Wodarg-Bericht Thema der Parlamentarierversammlung des Europarats
Der stellvertretende Leiter der Bundestagsdelegation
äußert sich im Interview zu seiner Forderung nach einer
Europarats-Charta, die auf eine rechtsstaatliche Kontrolle dieser
Branche zielen und die parlamentarischen Kontrollrechte
stärken soll.
Der Europarat soll sich für Rechtsstaatlichkeit
engagieren. Was hat die Kritik an privaten Militärfirmen mit
diesem Auftrag zu tun?
Ein Staat, der nicht mehr polizeilich und militärisch das Gewaltmonopol hat, kann schwerlich Rechtsstaatlichkeit durchsetzen. Das staatliche Gewaltmonopol wird nicht nur durch Warlords in Afrika oder Afghanistan, sondern auch durch den Einfluss von Konzernen bedroht, die mit Militär und Polizei Geschäfte machen.
Aber ist das Problem so massiv, dass sich mit dem Europarat
erstmals eine internationale Organisation damit befassen
muss?
Mit dem Fall des Eisernen Vorhangs setzte der immer noch ungebrochene Boom dieses globalisierten Marktes ein. Zunächst verdienten Ex-Militärs mit ihrem Know-how in instabilen afrikanischen Staaten Geld. Mittlerweile stützen sich auch viele andere Länder wie etwa die USA oder Großbritannien auf diesen Sektor. Weltweit sind schon 1,5 Millionen private Söldner, Wachleute, Geheimdienstler oder Leibwächter für über 1.000 Unternehmen tätig. Im Irak stellen Söldner die Hälfte der für die USA kämpfenden Truppen. 2008 setzte die Branche 200 Milliarden Dollar um. Zu den größten Konzernen gehören etwa Lockheed und Blackwater in den USA oder Aegis in England.
Wo liegen die Haupteinsatzgebiete solcher
„Dienstleister“?
Viele Unternehmen arbeiten für Öl- oder Rohstofffirmen. In Afrika unterhalten Warlords Privatarmeen, Gleiches gilt in Mittel- und Südamerika für Latifundienbesitzer. Augenfällige Beispiele für Einsätze im Staatsauftrag sind Irak und Afghanistan. In Europa sind neben Großbritannien beispielsweise Dänemark und Belgien als staatliche Auftraggeber zu nennen, in Deutschland ist das noch selten der Fall. Ein neues Einsatzgebiet ist die Piraterie vor Somalia.

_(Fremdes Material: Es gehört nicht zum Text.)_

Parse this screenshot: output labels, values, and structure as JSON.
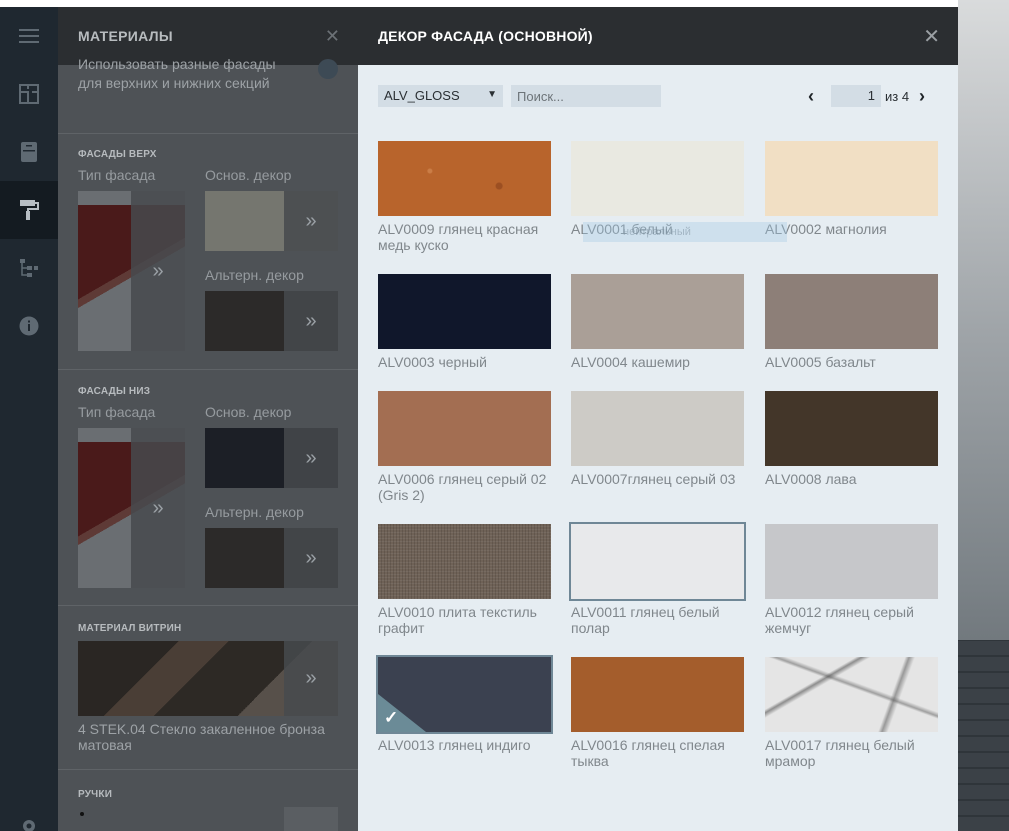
{
  "materials_panel": {
    "title": "МАТЕРИАЛЫ",
    "intro_text": "Использовать разные фасады для верхних и нижних секций",
    "sections": {
      "upper": {
        "label": "ФАСАДЫ ВЕРХ",
        "type_label": "Тип фасада",
        "main_decor_label": "Основ. декор",
        "alt_decor_label": "Альтерн. декор"
      },
      "lower": {
        "label": "ФАСАДЫ НИЗ",
        "type_label": "Тип фасада",
        "main_decor_label": "Основ. декор",
        "alt_decor_label": "Альтерн. декор"
      },
      "showcase": {
        "label": "МАТЕРИАЛ ВИТРИН",
        "value": "4 STEK.04 Стекло закаленное бронза матовая"
      },
      "handles": {
        "label": "РУЧКИ"
      }
    }
  },
  "dialog": {
    "title": "ДЕКОР ФАСАДА (ОСНОВНОЙ)",
    "collection_select": "ALV_GLOSS",
    "search_placeholder": "Поиск...",
    "page_current": "1",
    "page_total_text": "из 4"
  },
  "decors": [
    {
      "label": "ALV0009 глянец красная медь куско",
      "color": "#b8642c"
    },
    {
      "label": "ALV0001 белый",
      "color": "#e9e9e1"
    },
    {
      "label": "ALV0002 магнолия",
      "color": "#f1dfc4"
    },
    {
      "label": "ALV0003 черный",
      "color": "#10172b"
    },
    {
      "label": "ALV0004 кашемир",
      "color": "#aa9f97"
    },
    {
      "label": "ALV0005 базальт",
      "color": "#8d7f78"
    },
    {
      "label": "ALV0006 глянец серый 02 (Gris 2)",
      "color": "#a36e52"
    },
    {
      "label": "ALV0007глянец серый 03",
      "color": "#cdcbc6"
    },
    {
      "label": "ALV0008 лава",
      "color": "#433629"
    },
    {
      "label": "ALV0010 плита текстиль графит",
      "color": "#6f6257"
    },
    {
      "label": "ALV0011 глянец белый полар",
      "color": "#e8e9eb"
    },
    {
      "label": "ALV0012 глянец серый жемчуг",
      "color": "#c6c7ca"
    },
    {
      "label": "ALV0013 глянец индиго",
      "color": "#3b4150"
    },
    {
      "label": "ALV0016 глянец спелая тыква",
      "color": "#a45d2c"
    },
    {
      "label": "ALV0017 глянец белый мрамор",
      "color": "#e5e5e5"
    }
  ],
  "selected_decor": "ALV0013 глянец индиго",
  "ghost_tooltip": "нейтральный"
}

In der Praxis agieren private Militärs doch wie
offizielle Truppen. Läuft das nicht aufs Gleiche
hinaus?
Reguläre Soldaten unterliegen dem Kriegsrecht der Genfer Konvention. Bei Söldnern hingegen ist unklar, welches Recht für sie gilt. Wer soll etwa Übergriffe ahnden, die Kämpfer aus Bangladesch begehen, die im Irak für eine von Washington angeheuerte britische Firma im Einsatz sind? Für Misshandlungen irakischer Häftlinge in Abu Ghraib wurden untere Chargen der US-Armee bestraft, nicht hingegen die für einen privaten Wachdienst tätigen Befehlsgeber.
Wie aber sollen staatliches Gewaltmonopol und
parlamentarische Kontrolle der Militärpolitik ausgehöhlt
werden, wenn der Staat als Auftraggeber der Sicherheitsfirmen die
Dinge im Griff hat?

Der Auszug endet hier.